Spiritual Extended Family: Generations of Marines

With the habit of regularly reading through Proverbs as part of his devotional time, Mike Darnell, Navigators Military, paused on Proverbs 13:22 one day and pondered his legacy. “A good person leaves an inheritance for their children’s children.”

After many years of marriage and ministry to military personnel, God had already impressed on Mike and Pam (his wife) that their family legacy was the spiritual children they had among the Marines and their spouses whom they had discipled, since they had no physical children of their own. 

Now, as the years passed, Mike realized that the children of their spiritual children were also part of their legacy. While he had been praying for his sons in the faith, now he added prayers for their children. Along with praying for these grandchildren in the faith, he intentionally engages with these children to help their parents train them up in the ways of the Lord.

Spiritual Extended Family: Generations of Marines | The Navigators Military | Family Working Together in Wood Shop

“There are three things I talk to kids about,” shares Mike. “Their vision for their life, how to make decisions, and how to speak like a mature person. For example, I might ask a 15-year-old boy what he would like his life to look like in 10 years, when he is 25. This helps him consider where he is headed and how he might get there, not just his life right now.”

One night Mike was scheduled to meet with Thomas*. The two spend man-to-man discipleship time together each week. Thomas called and asked if he could also bring his teenage son, Daniel*, along with him, “We are struggling in our relationship and at each other’s throats.”

Mike invited them both into conversation. He knew that Daniel had spent many of his growing up years with Thomas deployed. Now, as Thomas is retiring from the Navy as a Corpsman, he is home more, and they are trying to figure out how to relate to each other. After asking some questions and observing, Mike offered a suggestion for them to try in resolving conflict, “Think about establishing some rules of engagement for when you fight.”

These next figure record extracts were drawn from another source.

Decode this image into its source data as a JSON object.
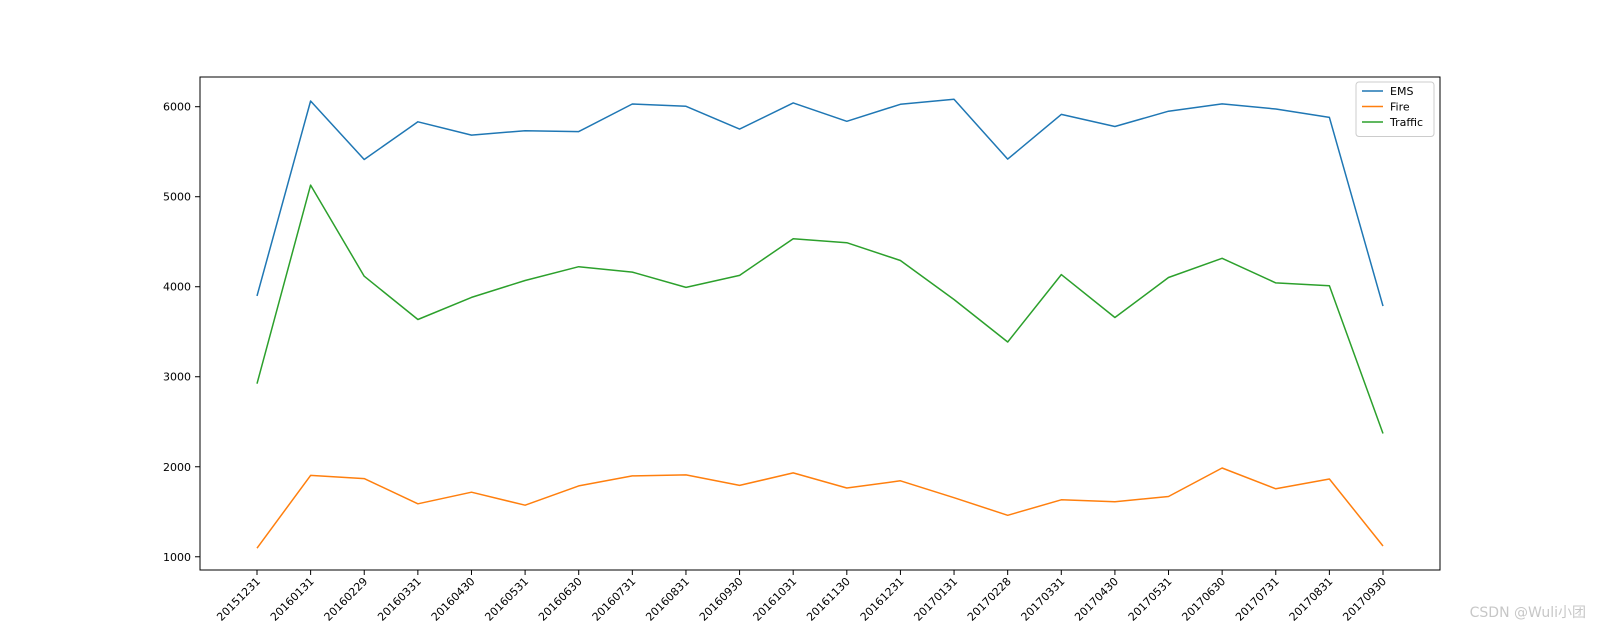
{
  "chart_data": {
    "type": "line",
    "x": [
      "20151231",
      "20160131",
      "20160229",
      "20160331",
      "20160430",
      "20160531",
      "20160630",
      "20160731",
      "20160831",
      "20160930",
      "20161031",
      "20161130",
      "20161231",
      "20170131",
      "20170228",
      "20170331",
      "20170430",
      "20170531",
      "20170630",
      "20170731",
      "20170831",
      "20170930"
    ],
    "series": [
      {
        "name": "EMS",
        "color": "#1f77b4",
        "values": [
          3898,
          6063,
          5413,
          5832,
          5685,
          5733,
          5723,
          6030,
          6005,
          5751,
          6042,
          5838,
          6027,
          6082,
          5418,
          5914,
          5780,
          5950,
          6031,
          5975,
          5881,
          3785
        ]
      },
      {
        "name": "Fire",
        "color": "#ff7f0e",
        "values": [
          1095,
          1904,
          1868,
          1589,
          1717,
          1573,
          1787,
          1898,
          1909,
          1793,
          1932,
          1764,
          1844,
          1656,
          1461,
          1633,
          1612,
          1669,
          1986,
          1755,
          1864,
          1120
        ]
      },
      {
        "name": "Traffic",
        "color": "#2ca02c",
        "values": [
          2923,
          5129,
          4117,
          3636,
          3882,
          4069,
          4223,
          4162,
          3992,
          4126,
          4534,
          4489,
          4291,
          3858,
          3386,
          4135,
          3658,
          4103,
          4316,
          4042,
          4010,
          2370
        ]
      }
    ],
    "yticks": [
      1000,
      2000,
      3000,
      4000,
      5000,
      6000
    ],
    "ylim": [
      853,
      6330
    ],
    "grid": false,
    "legend_position": "upper right",
    "title": "",
    "xlabel": "",
    "ylabel": ""
  },
  "watermark": "CSDN @Wuli小团"
}
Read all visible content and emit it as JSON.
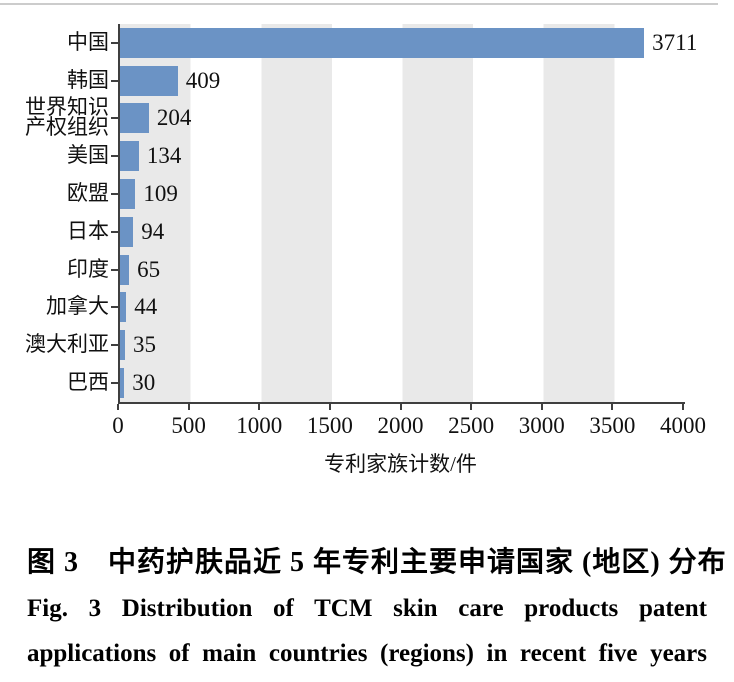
{
  "chart_data": {
    "type": "bar",
    "orientation": "horizontal",
    "title": "",
    "categories": [
      "中国",
      "韩国",
      "世界知识\n产权组织",
      "美国",
      "欧盟",
      "日本",
      "印度",
      "加拿大",
      "澳大利亚",
      "巴西"
    ],
    "values": [
      3711,
      409,
      204,
      134,
      109,
      94,
      65,
      44,
      35,
      30
    ],
    "xlabel": "专利家族计数/件",
    "ylabel": "",
    "xlim": [
      0,
      4000
    ],
    "xticks": [
      0,
      500,
      1000,
      1500,
      2000,
      2500,
      3000,
      3500,
      4000
    ],
    "legend": "none",
    "grid": "alternating vertical background bands every 500 units, starting gray at 0",
    "colors": {
      "bar": "#6b93c5",
      "band_gray": "#e9e9e9",
      "band_white": "#ffffff",
      "axis": "#3f3f3f",
      "text": "#111111"
    }
  },
  "caption": {
    "zh": "图 3　中药护肤品近 5 年专利主要申请国家 (地区) 分布",
    "en_line1": "Fig. 3 Distribution of TCM skin care products patent",
    "en_line2": "applications of main countries (regions) in recent five years"
  }
}
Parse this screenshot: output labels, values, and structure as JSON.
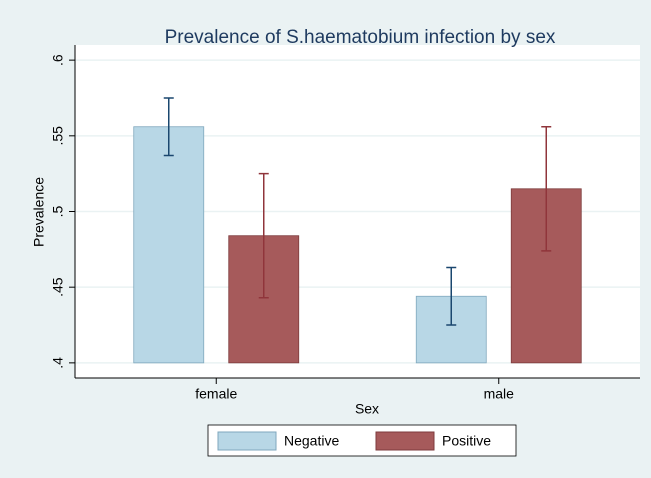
{
  "chart_data": {
    "type": "bar",
    "title": "Prevalence of S.haematobium infection by sex",
    "x_label": "Sex",
    "y_label": "Prevalence",
    "categories": [
      "female",
      "male"
    ],
    "series": [
      {
        "name": "Negative",
        "color": "#b8d7e6",
        "values": [
          0.556,
          0.444
        ],
        "errors": [
          0.019,
          0.019
        ],
        "error_color": "#1a476f"
      },
      {
        "name": "Positive",
        "color": "#a65a5b",
        "values": [
          0.484,
          0.515
        ],
        "errors": [
          0.041,
          0.041
        ],
        "error_color": "#90353b"
      }
    ],
    "ylim": [
      0.39,
      0.61
    ],
    "yticks": [
      {
        "value": 0.4,
        "label": ".4"
      },
      {
        "value": 0.45,
        "label": ".45"
      },
      {
        "value": 0.5,
        "label": ".5"
      },
      {
        "value": 0.55,
        "label": ".55"
      },
      {
        "value": 0.6,
        "label": ".6"
      }
    ],
    "grid": true,
    "legend": "bottom"
  }
}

Thomas and Daniel went home that night with an assignment from Mike, and also the knowledge that someone cared deeply about their father-son relationship and would keep walking with them for the long haul.

The extended family of spiritual relationships is evident in Mike’s walks around his neighborhood. Years ago, his vision was that as much as possible, he would invite the people he was training and equipping to live within walking distance in their neighborhood. He was aware that for military personnel, part of the sacrifice of service was leaving behind family. So establishing a spiritual extended family ministers to their need for community: “God sets the lonely in families,” Psalm 68:6.   

Now, Mike can walk a few minutes from his home and see Silas and his dad, Jon Martin (Navigators Military), working on an addition to their home. Mike has spent time training Silas in construction skills, as part of Silas’ home school curriculum. Now Silas is putting those skills into practice, along with his dad, on their family home. The Martin family shares the vision of being in an extended spiritual family and will use their new space to host a former Marine as she will go into ministry outreach for women who serve in the Marines.

Praise God that He meets needs for connection and family, along with growing generations of disciplemakers, through Navigators Military. Do you have an extended spiritual family? Who has God placed in your sphere of influence for you to pray for and disciple?

*Names changed.


  1. I spent 28 years in the Marines and I could always count on bible time with Mike at the Protestant Chapel Annex – a warrior of the Word who has faithfully worked with Marines for as long as I can remember – I’m one very appreciative Marine who spent a lot of time away from his family and those times with you and the other Marines helped me through it – thanks Mike!

  2. My spiritual grandmother taught me how to pray, how to trust God and how to care about and pray for my friends and family. She emphasized that there is nothing in life beyond what God can do. Also that He knows what our hearts are concerned about. Her faith was strong and she was nurturing the next generation of believers. I think of her often. Her name was Lady May Stiles, my Sunday School teacher in the fourth through sixth grade. I modeled my time as a Sunday School teacher after her example.